When he had added two of his cards to the crib, she reached to cut the deck. He turned over a knave, and moved a peg.

“Drat.”

“Such language. I can’t have that from my wife, you know.”

She gave him another tentative smile.

***

When Geoffrey had won the sixth game to her fifth, they set the cards aside. They had eaten as much as they cared for from the tray. They had drunk all the chocolate, and decided against ringing for tea. They had talked about their respective childhoods, recalling mutual occasions when the families had come together, and had finally deduced that they were related to one another through third great-grandparents.

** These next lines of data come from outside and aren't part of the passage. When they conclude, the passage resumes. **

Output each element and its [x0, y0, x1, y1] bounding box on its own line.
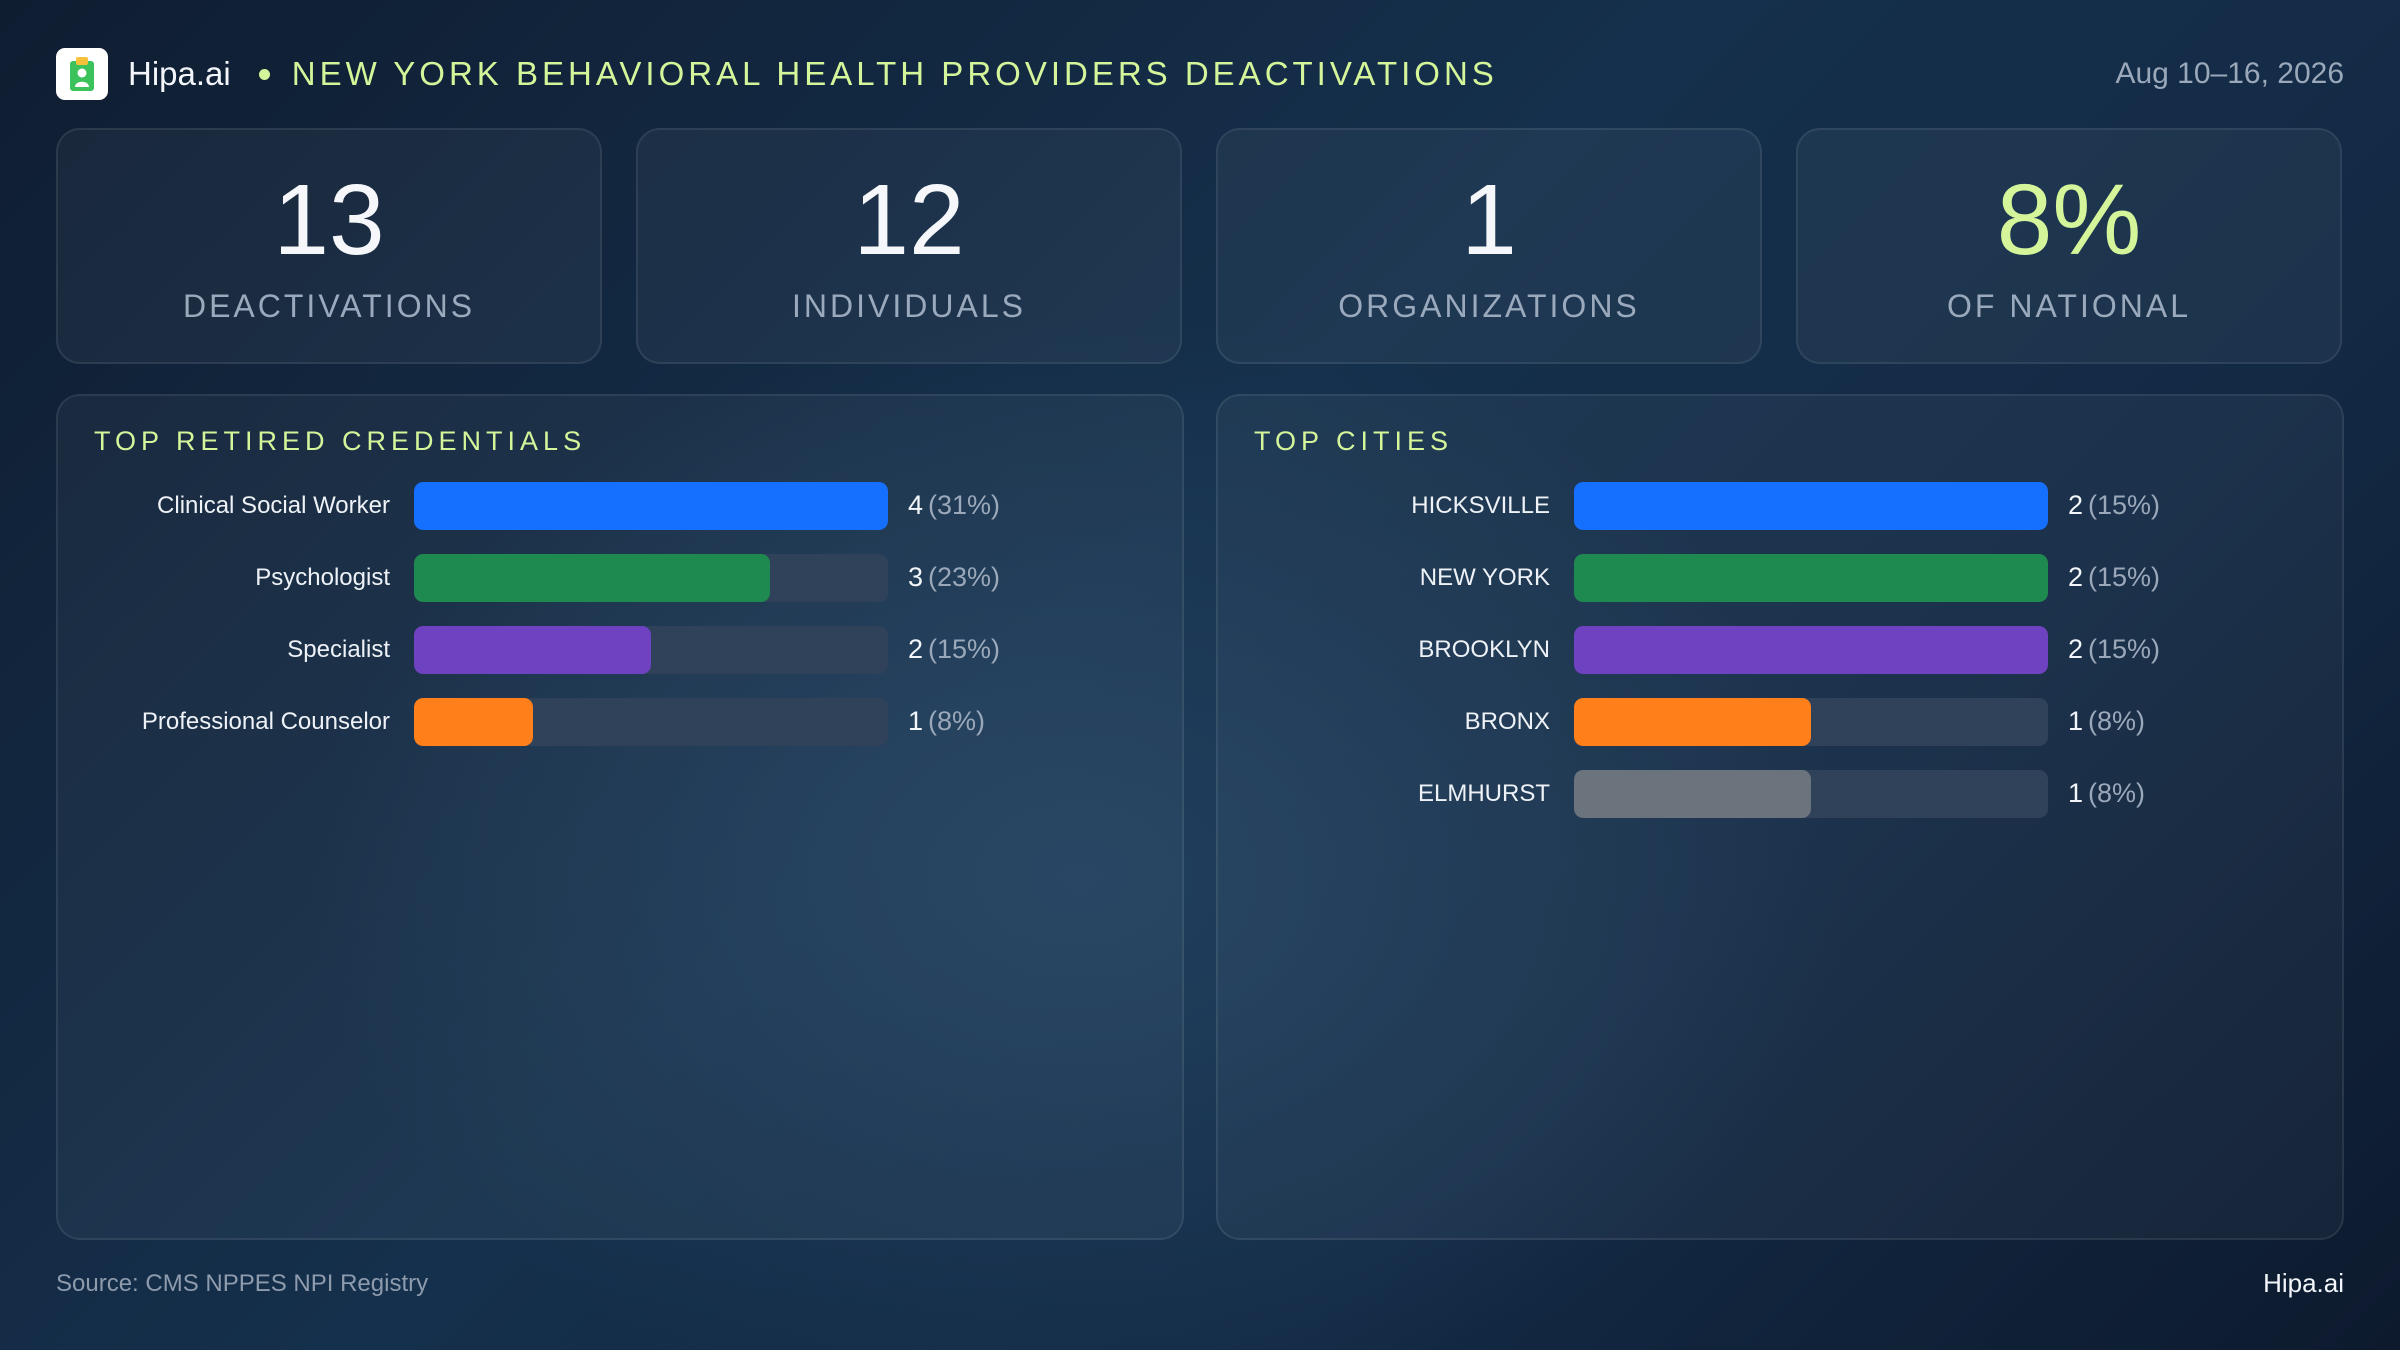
- bar-percent: (31%): [928, 490, 1001, 520]
- bar-count: 4: [908, 490, 924, 520]
- bar-label: ELMHURST: [1417, 780, 1550, 807]
- bar: [1574, 770, 1811, 818]
- bar-percent: (8%): [2088, 778, 2146, 808]
- bar: [414, 698, 533, 746]
- bar: [1574, 482, 2048, 530]
- bar-percent: (8%): [928, 706, 986, 736]
- bar-track: [414, 554, 888, 602]
- separator-dot: [258, 68, 270, 80]
- bar-count: 1: [2068, 706, 2084, 736]
- bar-percent: (15%): [2088, 490, 2161, 520]
- bar-value-label: 2 (15%): [908, 634, 1000, 665]
- bar-count: 2: [2068, 634, 2084, 664]
- bar-track: [1574, 626, 2048, 674]
- kpi-card-organizations: 1 ORGANIZATIONS: [1216, 128, 1762, 364]
- bar-count: 1: [2068, 778, 2084, 808]
- kpi-card-of-national: 8% OF NATIONAL: [1796, 128, 2342, 364]
- bar: [1574, 626, 2048, 674]
- bar-label: BRONX: [1464, 708, 1550, 735]
- bar-label: Psychologist: [255, 564, 390, 591]
- kpi-label: DEACTIVATIONS: [182, 288, 476, 324]
- bar: [1574, 554, 2048, 602]
- bar-label: Clinical Social Worker: [157, 492, 390, 519]
- chart-title: TOP RETIRED CREDENTIALS: [94, 426, 587, 456]
- header: Hipa.ai NEW YORK BEHAVIORAL HEALTH PROVI…: [56, 46, 2344, 102]
- bar-percent: (15%): [2088, 634, 2161, 664]
- source-note: Source: CMS NPPES NPI Registry: [56, 1270, 429, 1297]
- kpi-label: ORGANIZATIONS: [1338, 288, 1640, 324]
- kpi-value: 12: [853, 164, 965, 276]
- page-title: NEW YORK BEHAVIORAL HEALTH PROVIDERS DEA…: [291, 55, 1498, 92]
- kpi-label: INDIVIDUALS: [792, 288, 1026, 324]
- bar-value-label: 1 (8%): [908, 706, 985, 737]
- date-range: Aug 10–16, 2026: [2115, 57, 2344, 90]
- bar-label: NEW YORK: [1419, 564, 1550, 591]
- bar-count: 3: [908, 562, 924, 592]
- bar-value-label: 1 (8%): [2068, 778, 2145, 809]
- chart-title: TOP CITIES: [1254, 426, 1454, 456]
- bar-value-label: 1 (8%): [2068, 706, 2145, 737]
- bar-count: 2: [2068, 562, 2084, 592]
- credentials-panel: TOP RETIRED CREDENTIALS Clinical Social …: [56, 394, 1184, 1240]
- bar-count: 1: [908, 706, 924, 736]
- bar-percent: (15%): [2088, 562, 2161, 592]
- kpi-value: 8%: [1996, 164, 2142, 276]
- kpi-value: 1: [1461, 164, 1517, 276]
- bar-percent: (8%): [2088, 706, 2146, 736]
- bar: [414, 482, 888, 530]
- bar-label: HICKSVILLE: [1411, 492, 1550, 519]
- bar: [1574, 698, 1811, 746]
- bar: [414, 626, 651, 674]
- bar-track: [1574, 482, 2048, 530]
- bar-label: Specialist: [287, 636, 390, 663]
- bar-percent: (23%): [928, 562, 1001, 592]
- cities-panel: TOP CITIES HICKSVILLE 2 (15%) NEW YORK 2 (15%…: [1216, 394, 2344, 1240]
- bar-track: [414, 482, 888, 530]
- bar-percent: (15%): [928, 634, 1001, 664]
- brand-name: Hipa.ai: [128, 55, 231, 92]
- bar: [414, 554, 770, 602]
- clipboard-icon: [56, 48, 108, 100]
- kpi-label: OF NATIONAL: [1947, 288, 2191, 324]
- bar-track: [1574, 554, 2048, 602]
- bar-track: [414, 698, 888, 746]
- bar-label: Professional Counselor: [141, 708, 390, 735]
- bar-count: 2: [2068, 490, 2084, 520]
- bar-track: [1574, 698, 2048, 746]
- bar-track: [414, 626, 888, 674]
- kpi-card-deactivations: 13 DEACTIVATIONS: [56, 128, 602, 364]
- bar-label: BROOKLYN: [1418, 636, 1550, 663]
- bar-value-label: 2 (15%): [2068, 562, 2160, 593]
- kpi-card-individuals: 12 INDIVIDUALS: [636, 128, 1182, 364]
- bar-track: [1574, 770, 2048, 818]
- bar-value-label: 2 (15%): [2068, 490, 2160, 521]
- kpi-value: 13: [273, 164, 385, 276]
- bar-value-label: 2 (15%): [2068, 634, 2160, 665]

Geoffrey, his eyes heavy, looked to the clock ticking above their heads from the mantel. “It’s one in the morning,” he cried.

“Really?” Alessandra asked, not quite stifling a yawn behind her hand. “I had no idea.”

They sat in silence for a while, until Geoffrey stood. “Come, help me push these chairs together.”

She saw his intention, and rose with her lips arranged in a straight line, making no comment. After a little trouble with the carpet, they finally managed to push the chairs together to form a sort of bed.

“It’s far too short,” she said, shaking her head. “Even for me.”